High-school football prayers provide a data-rich field for research

High-school football prayers provide a data-rich field for research October 24, 2013

Hemant Mehta last month highlighted a newspaper study that found 32 out of 32 Tennessee high school football coaches surveyed said they endorse some form of team prayer.

Set aside the First Amendment issues here — the unconstitutionality of establishing evangelical piety as a requirement of public school athletics, the unfairness of coercing students to conform to that piety, the distorting effect that such coerced conformity has on evangelical piety itself, and the various other disastrous effects for church, state and free exercise that any religious establishment inevitably produces. I’m a Baptist Baptist, not a Southern Baptist, and obviously I’m going to be critical of this kind of hegemonic stampeding of individual conscience and the separation of church and state that protects it.

So let’s focus instead on the potential here for research.

A high school football team is entwined in two of the most scrupulously measured arenas: sports and education. Sports and public education are chock-full of statistics. They keep all kinds of stats, measuring all kinds of outcomes.

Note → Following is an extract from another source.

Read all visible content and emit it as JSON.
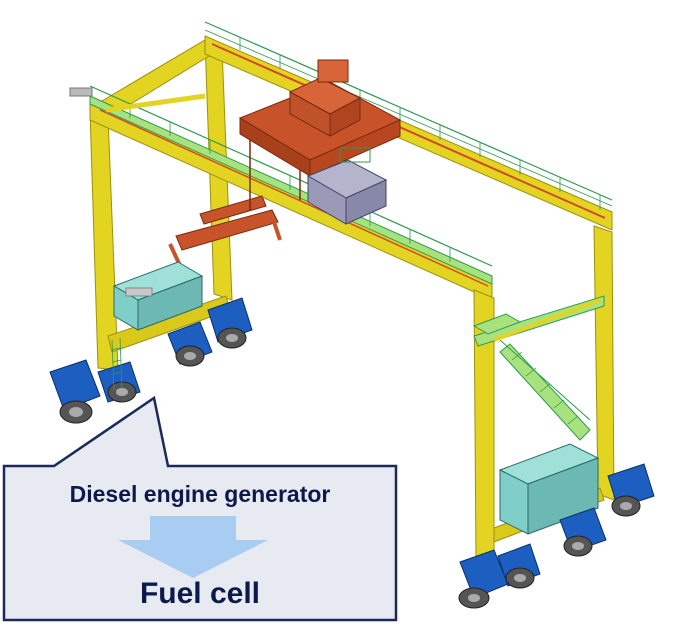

So what we have here is a ton of data — win/loss records, offensive and defensive rankings, SAT scores, scholarships earned, graduation rates, attendance, disciplinary records, concussion rates, injury rates, percentage of student-athletes going on to college, etc. And this rich mine of data goes back years, allowing longitudinal study of long-term effects or the lack thereof.

Happily, it seems that some of these coaches have even devised methods of measuring and recording spiritual data:

Whitwell coach Billy Barnhart said he still conducts prayer before and after each day’s practice as well as prayer in the locker room before taking the field each Friday. … Like several other area coaches, Barnhart took the team to an off-campus preseason camp that included daily Bible devotionals.

“We had 21 kids get saved at this year’s camp,” Barnhart said. “I want to win as much as anybody, but if I don’t win a single football game this year I feel successful because of those 21 kids who became Christians. Nothing is more important than that.”

Again, while I’m personally sympathetic to the volumes of insightful criticism directed toward this kind of evangelistic score-keeping, let’s not get into that here. Here, instead, I just want to note the research potential that such evangelistic score-keeping provides. This is more data.

At one basic, shallow level, this vast treasure-trove of data can be used to gauge the efficacy of these team prayers. Win/loss records won’t be much help here, because: A) Coaches and teams tend to be more sophisticated in their prayers than straightforward requests for victory; and B) The entire league is apparently praying, and the win/loss record for the entire league in any given year will always be .500.

Little-known fact: In Super Bowl XXV, the New York Giants players huddled in prayer on the sideline were actually praying for Buffalo kicker Scott Norwood to miss wide left.

Based on my own long experience in evangelical sports leagues (six years of Bread of Life baseball, five years of church basketball league, six years of three JV and varsity sports in the Jersey Christian Athletic Conference), I would say that two of the most common explicit requests of pre-game prayers are: 1) Safety from injury, and 2) That everyone on the team performs to the best of their abilities. The first of these is an easily measurable outcome: What is the rate of injury for teams that pray vs. the rate of injury for teams that do not? The second is a bit fuzzier, but might be addressed through press coverage of post-game comments from coaches and players, wherein representatives of the losing team often express disappointment in their failure to perform to the best of their abilities.

In general, though, even the best measurements and the most scrupulously collected data can’t tell us much about the “efficacy” of prayer. Such data can’t identify whether the fault with an inefficacious prayer lies with the supplicant or with the deity. Plus, “mysterious ways” and all that. “The prayers of the righteous availeth much,” but if you ask the righteous about that, they’ll always insist that what such prayers availest isn’t always quite what they had been specifically expecting them to avail.

What’s far more interesting, though, is the question of the purported benefits of the ritual of high-school football team prayers as a ritual. That is what the coaches interviewed by Stephen Hargis of the Chattanooga Times Free-Press all insist is the real purpose of their team prayers. They don’t defend these prayers on the basis of their potential efficacy at obtaining a particular set of prayer requests, they defend them as a ritual that shapes the lives and character of their players.

And the outcome of this ritual, as a ritual, can be measured by examining the wealth of data being collected on these high-school players — data tabulating every aspect of their athletic and academic record.

Alas, though, there seems to be a fatal flaw in my proposed research project. We don’t have a control group against which to compare these students.

Hargis searched all over Tennessee, but he was unable to find a single high-school football coach who was not committed to the ritual of team prayers.